Valadez studied at East Los Angeles Junior College from 1970-72 and earned his BFA at California State University, Long Beach in 1976. From 2012-13, Valadez’s critically acclaimed 35-year retrospective, Santa Ana Condition at the Museum of Contemporary Art San Diego, La Jolla, CA traveled to the National Mexican Museum of Art, Chicago, IL, and the Vincent Price Museum, East Los Angeles College. In 2017, Valadez was honored with the Vincent and Mary Price Legacy Award from the Vincent Price Art Museum, along with a distant Joan Mitchell Fellowship award.
Valadez has exhibited in major canonical exhibitions contextualizing Chicano and Mexican-American art internationally. Recent group exhibition highlights include Mapping an Art World: Los Angeles in the 1970’s-80’s, Museum of Contemporary Art, Los Angeles, CA; XICAN-A.O.X.BODY at: The Cheech, Riverside, CA, and The Perez Art Museum, Miami, FL; Traitor, Survivor, Icon: La Malinche and the Conquest of Mexico at: Denver Art Museum, CO, Albuquerque Museum of Art, NM, and San Antonio Museum of Art, TX; Building Bridges In Time Of Walls: Chicano / Mexican Art from Los Angeles to Mexico at: Museo de Arte Carrillo Gil, Mexico City, DF, MX, Museo de las Artes Universidad de Guadalajara, JA, MX, and Centro Cultural Tijuana, BC, MX; Down These Mean Streets: Community and Place in Urban Photography at: the Smithsonian American Art Museum Washington, DC and El Museo del Barrio New York, NY; Chicano Dream, Musee d’ Aquitaine, Bordeaux, FR; The Latino Presence In American Art, Smithsonian American Art Museum, Washington, D.C; Chicano Visions-American Painters on the Verge, at: the San Antonio Museum, TX, De Young Fine Arts Museum of San Francisco, CA, Wiseman Art Museum, Minneapolis, MN, the Smithsonian Institute, Washington, DC, and the Albuquerque Mexican Culture Center, NM; Mexicanidad, Mexican Fine Arts Center Museum, Chicago, IL; The Road to Aztlan: Art from a Mythic Homeland, Los Angeles County Museum of Art, CA; and many other seminal group exhibitions throughout the decades.
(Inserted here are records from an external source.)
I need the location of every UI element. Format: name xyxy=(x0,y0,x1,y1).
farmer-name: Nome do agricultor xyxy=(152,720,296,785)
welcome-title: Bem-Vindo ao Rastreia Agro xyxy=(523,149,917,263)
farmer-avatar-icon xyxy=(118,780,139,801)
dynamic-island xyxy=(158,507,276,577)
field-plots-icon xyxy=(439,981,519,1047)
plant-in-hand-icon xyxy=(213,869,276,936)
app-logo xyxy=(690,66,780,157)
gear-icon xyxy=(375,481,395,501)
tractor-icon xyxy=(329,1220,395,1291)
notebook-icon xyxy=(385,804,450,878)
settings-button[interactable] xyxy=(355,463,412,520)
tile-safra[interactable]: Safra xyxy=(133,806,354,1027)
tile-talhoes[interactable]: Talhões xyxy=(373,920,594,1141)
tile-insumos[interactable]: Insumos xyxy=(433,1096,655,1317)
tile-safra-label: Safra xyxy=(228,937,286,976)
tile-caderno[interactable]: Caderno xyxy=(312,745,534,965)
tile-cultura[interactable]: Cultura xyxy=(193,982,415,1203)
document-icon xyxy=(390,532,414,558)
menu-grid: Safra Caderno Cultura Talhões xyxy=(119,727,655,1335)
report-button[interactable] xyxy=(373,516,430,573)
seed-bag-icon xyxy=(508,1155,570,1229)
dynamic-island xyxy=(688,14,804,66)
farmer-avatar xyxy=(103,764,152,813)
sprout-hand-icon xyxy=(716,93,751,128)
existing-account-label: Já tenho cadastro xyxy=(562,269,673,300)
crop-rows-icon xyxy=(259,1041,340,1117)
Valadez is included in numerous institutional collections notably, The Museum of Contemporary Art, Los Angeles, CA; Los Angeles County Museum of Art, CA; The Hammer Museum, Los Angeles, CA; The Museum of Modern Art, New York, NY; Brooklyn Museum, NY; National Museum of American Art, Smithsonian, Washington, DC; Museum of Contemporary Art San Diego, La Jolla, CA; The Cheech Marin Collection, Riverside, CA; The Mexican Museum, San Francisco, CA; The Bass Museum of Art, Miami Beach, FL; National Mexican Museum, Chicago, IL; Centre d’Art, Santa Monica, Barcelona, ES; El Centro Cultural Tijuana, BC, MX; Musee d’Aquitaine, Bordeaux, FR; University of California at Los Angeles Research Library Dept. of Special Collections, Los Angeles, CA; Gerald Buck Art Collection at the University California at Irvine, CA; Blanton Museum of Art, University of Texas, Austin, TX; the University of New Mexico, Las Cruces, NM; amongst others. Valadez has numerous federal and state mural commissions throughout California, Texas, and France.